Shalita Grant, bekannt für ihre Rollen in „NCIS: New Orleans“ und „Du“, nimmt ihre Identität als Lesbe an. Ihre Reise, einschließlich einer früheren Ehe und aktuellen Partnerschaft mit Jessica Aguilar, verleiht ihrer Geschichte Tiefe.

Jojo Siwa: Der unapologetische Star der Generation Z

Jojo Siwa, eine ehemalige „Dance Moms“-Schülerin. Alaun wurde zum Superstar und entwickelte sich zu einer kompromisslosen Figur in der Gen-Z-Kultur. Auch wenn sie sich nicht an Etiketten hält, drückt Siwa offen ihre Anziehungskraft auf Frauen aus und zelebriert die Liebe zu ihrer Freundin Kylie Prew.
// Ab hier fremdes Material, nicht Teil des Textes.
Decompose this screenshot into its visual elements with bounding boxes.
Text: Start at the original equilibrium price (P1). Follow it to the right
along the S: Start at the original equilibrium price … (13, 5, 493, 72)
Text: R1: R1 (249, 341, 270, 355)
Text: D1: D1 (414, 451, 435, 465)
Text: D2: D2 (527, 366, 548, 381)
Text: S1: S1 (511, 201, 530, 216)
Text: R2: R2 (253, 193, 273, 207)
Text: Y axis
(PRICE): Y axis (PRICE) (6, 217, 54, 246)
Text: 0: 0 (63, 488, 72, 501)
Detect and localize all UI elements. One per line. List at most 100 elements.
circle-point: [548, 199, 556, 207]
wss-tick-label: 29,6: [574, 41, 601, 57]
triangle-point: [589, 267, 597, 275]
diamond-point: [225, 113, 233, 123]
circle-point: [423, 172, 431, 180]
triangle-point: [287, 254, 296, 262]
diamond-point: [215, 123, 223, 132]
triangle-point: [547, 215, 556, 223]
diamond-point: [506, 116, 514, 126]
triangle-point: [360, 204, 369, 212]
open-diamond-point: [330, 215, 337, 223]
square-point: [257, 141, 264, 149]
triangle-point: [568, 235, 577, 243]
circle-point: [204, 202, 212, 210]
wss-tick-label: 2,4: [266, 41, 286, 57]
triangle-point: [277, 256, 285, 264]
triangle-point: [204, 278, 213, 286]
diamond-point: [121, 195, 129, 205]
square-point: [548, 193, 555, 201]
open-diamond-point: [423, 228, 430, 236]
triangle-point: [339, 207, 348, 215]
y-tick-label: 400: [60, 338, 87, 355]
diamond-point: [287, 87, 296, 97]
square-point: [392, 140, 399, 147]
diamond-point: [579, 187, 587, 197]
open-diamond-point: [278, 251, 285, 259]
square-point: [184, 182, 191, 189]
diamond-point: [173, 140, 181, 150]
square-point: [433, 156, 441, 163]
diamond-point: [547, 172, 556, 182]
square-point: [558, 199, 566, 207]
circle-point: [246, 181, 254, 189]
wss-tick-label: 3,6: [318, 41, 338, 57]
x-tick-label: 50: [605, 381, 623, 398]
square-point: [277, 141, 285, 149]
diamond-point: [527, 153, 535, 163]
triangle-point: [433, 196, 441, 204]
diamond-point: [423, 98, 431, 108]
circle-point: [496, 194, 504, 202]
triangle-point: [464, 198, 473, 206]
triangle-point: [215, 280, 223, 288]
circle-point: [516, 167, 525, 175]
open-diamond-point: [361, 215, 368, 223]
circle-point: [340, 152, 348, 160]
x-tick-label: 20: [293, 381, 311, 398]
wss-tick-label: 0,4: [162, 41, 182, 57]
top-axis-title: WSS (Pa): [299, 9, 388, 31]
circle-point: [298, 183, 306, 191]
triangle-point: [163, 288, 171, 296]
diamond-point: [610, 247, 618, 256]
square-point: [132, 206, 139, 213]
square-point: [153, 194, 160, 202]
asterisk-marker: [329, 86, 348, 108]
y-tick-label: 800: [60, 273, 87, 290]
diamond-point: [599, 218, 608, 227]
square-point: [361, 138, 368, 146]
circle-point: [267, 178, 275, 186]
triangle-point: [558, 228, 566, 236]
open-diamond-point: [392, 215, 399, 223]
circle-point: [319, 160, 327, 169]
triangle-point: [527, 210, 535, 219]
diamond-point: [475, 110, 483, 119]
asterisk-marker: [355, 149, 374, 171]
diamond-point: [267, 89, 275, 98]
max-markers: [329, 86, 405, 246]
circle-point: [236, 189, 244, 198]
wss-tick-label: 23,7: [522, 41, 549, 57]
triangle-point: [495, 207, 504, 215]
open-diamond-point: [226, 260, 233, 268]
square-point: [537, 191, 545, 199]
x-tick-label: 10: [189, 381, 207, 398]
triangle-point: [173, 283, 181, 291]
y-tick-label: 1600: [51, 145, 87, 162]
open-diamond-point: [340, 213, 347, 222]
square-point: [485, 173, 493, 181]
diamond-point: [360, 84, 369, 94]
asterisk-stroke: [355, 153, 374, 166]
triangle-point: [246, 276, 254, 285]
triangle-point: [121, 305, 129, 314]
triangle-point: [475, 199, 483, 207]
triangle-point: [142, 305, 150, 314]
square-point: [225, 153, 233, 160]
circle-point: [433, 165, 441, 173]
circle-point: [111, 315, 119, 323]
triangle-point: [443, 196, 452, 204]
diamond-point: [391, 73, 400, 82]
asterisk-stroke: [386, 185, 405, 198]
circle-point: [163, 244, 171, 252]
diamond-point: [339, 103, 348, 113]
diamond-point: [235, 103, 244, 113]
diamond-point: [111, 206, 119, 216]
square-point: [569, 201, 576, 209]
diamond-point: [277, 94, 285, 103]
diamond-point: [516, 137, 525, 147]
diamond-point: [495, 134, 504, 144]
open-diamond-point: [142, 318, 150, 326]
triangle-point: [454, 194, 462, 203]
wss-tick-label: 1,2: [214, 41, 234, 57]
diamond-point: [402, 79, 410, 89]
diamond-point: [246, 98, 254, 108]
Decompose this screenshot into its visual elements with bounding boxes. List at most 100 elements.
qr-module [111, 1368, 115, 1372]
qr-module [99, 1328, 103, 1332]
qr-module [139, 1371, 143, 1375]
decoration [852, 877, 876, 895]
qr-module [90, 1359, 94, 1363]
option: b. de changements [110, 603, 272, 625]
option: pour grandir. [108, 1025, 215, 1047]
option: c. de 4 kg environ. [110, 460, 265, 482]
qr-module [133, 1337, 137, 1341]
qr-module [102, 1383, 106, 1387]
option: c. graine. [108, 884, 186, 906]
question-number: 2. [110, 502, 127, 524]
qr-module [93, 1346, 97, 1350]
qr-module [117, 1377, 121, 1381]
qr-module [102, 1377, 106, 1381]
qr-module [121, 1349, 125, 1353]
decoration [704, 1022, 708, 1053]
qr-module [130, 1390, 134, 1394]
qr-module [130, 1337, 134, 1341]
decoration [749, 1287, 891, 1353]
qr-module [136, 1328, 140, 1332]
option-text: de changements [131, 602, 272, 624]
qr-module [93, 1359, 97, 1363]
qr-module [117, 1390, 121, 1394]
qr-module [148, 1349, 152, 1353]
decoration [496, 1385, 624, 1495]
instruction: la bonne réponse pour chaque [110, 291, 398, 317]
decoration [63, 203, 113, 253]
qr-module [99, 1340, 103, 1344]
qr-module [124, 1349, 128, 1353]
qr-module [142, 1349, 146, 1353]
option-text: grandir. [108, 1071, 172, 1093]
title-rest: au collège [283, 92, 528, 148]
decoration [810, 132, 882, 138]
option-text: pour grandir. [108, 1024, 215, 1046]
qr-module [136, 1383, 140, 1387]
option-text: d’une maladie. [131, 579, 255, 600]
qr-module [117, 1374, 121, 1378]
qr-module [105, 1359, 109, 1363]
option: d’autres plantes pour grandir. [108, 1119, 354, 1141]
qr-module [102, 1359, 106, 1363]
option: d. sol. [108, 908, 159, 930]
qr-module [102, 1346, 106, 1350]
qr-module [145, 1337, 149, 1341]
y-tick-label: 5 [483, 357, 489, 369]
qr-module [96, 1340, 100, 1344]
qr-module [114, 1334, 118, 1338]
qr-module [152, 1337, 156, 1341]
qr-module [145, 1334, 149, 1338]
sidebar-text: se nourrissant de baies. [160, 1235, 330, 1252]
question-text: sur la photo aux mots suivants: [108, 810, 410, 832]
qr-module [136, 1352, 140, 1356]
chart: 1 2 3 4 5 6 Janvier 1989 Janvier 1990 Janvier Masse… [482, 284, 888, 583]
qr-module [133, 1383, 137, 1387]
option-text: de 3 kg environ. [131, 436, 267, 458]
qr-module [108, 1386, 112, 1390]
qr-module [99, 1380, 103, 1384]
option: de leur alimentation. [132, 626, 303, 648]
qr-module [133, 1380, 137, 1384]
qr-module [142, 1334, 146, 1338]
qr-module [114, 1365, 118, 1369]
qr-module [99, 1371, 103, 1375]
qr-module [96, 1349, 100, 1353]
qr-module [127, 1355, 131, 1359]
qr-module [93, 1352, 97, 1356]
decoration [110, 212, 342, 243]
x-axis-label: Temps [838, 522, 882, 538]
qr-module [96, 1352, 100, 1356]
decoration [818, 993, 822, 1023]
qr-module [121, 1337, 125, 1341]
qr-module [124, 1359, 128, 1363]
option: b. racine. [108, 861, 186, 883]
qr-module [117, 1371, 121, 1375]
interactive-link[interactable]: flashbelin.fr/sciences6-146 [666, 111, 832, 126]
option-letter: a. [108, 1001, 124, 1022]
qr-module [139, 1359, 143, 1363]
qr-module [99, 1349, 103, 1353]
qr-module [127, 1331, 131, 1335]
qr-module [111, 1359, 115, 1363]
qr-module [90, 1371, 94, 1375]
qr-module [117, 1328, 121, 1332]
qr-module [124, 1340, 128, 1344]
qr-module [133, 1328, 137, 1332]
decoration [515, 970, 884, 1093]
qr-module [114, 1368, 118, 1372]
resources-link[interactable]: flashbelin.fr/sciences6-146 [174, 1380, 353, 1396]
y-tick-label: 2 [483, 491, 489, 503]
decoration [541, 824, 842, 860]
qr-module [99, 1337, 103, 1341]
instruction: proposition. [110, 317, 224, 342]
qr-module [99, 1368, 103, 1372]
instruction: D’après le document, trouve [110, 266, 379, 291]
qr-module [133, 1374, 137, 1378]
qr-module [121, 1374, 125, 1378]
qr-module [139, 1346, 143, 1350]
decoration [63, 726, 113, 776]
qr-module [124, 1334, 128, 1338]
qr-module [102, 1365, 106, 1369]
Megan Rapinoe und Sue Bird: verliebte Sportikonen

Megan Rapinoe, ein Fußballstar, und Sue Bird, eine WNBA-Legende, bilden ein sportliches Kraftpaar, das die Grenzen ihrer jeweiligen Fachgebiete überschreitet. Ihre dauerhafte Beziehung spiegelt gegenseitigen Respekt, Liebe und gemeinsame Erfolge wider.

Raven-Symoné: Disney-Star bricht Normen

Raven-Symoné, einer der ersten Disney-Stars, der offen über ihre Sexualität sprach, traf ihre Partnerin Miranda Pearman-Maday im Jahr 2015. Ihre intime Zeremonie im Hinterhof von Debbie Allen markierte einen Moment des Trotzes gegen heteronormative Erwartungen.

Hayley Kiyoko: „Lesbischer Jesus“ und Ermächtigung

Hayley Kiyoko, bekannt als „Lesbischer Jesus“, fand Ermächtigung darin, ihre lesbische Identität anzunehmen. Ihr Musikvideo zu „For the Girls“ bestätigte ihre Beziehung zu Becca Tilley und förderte ein Gefühl der Verbundenheit und Stärkung innerhalb der Lesbengemeinschaft.

Audre Lorde: Das Vermächtnis einer kriegerischen Dichterin

Obwohl Audre Lorde nicht mehr unter uns ist, hinterlässt sie ein kraftvolles Erbe. Als schwarze Lesbe, Mutter, Kriegerin und Dichterin reicht ihr Einfluss über ihre Zeit hinaus und thematisiert in ihren Gedichten und ihrem Aktivismus Themen wie Rassismus, Sexismus, Klassismus und Homophobie.

Unterricht und Feiern

Die Reise respektieren

Die Geschichten dieser lesbischen Prominenten unterstreichen, wie wichtig es ist, jedem die Möglichkeit zu geben, sich in seinem eigenen Tempo zu outen. Es ist niemals akzeptabel, die Sexualität einer Person zu outen, selbst mit den besten Absichten. Jede Reise ist einzigartig und der Zeitpunkt der Selbstoffenlegung sollte eingehalten werden.

Liebe kennt keine Grenzen

Bei der Würdigung der Liebesgeschichten dieser Promis wird deutlich, dass Liebe in der Lesbengemeinschaft verschiedene Formen annimmt. Von dauerhaften Partnerschaften bis hin zu Liebe auf den ersten Blick – das Spektrum der Liebe innerhalb der LGBTQ+-Community ist groß und vielfältig.

Stärkung durch Sichtbarkeit

Das Leben dieser lesbischen Prominenten geht über persönliche Erzählungen hinaus; Sie tragen zum laufenden Prozess der Normalisierung lesbischer Beziehungen bei. Ob durch Aktivismus, Kunst oder persönliche Erfahrungen, ihre Sichtbarkeit befähigt andere, ihre Identität anzunehmen und fördert das Gemeinschaftsgefühl.

In einer Welt, die sich in Richtung größerer Akzeptanz entwickelt, sind die Geschichten dieser lesbischen Prominenten ein Leuchtfeuer der Inspiration, sie durchbrechen Barrieren und definieren neu, was es bedeutet, im Jahr 2023 kompromisslos queer zu sein.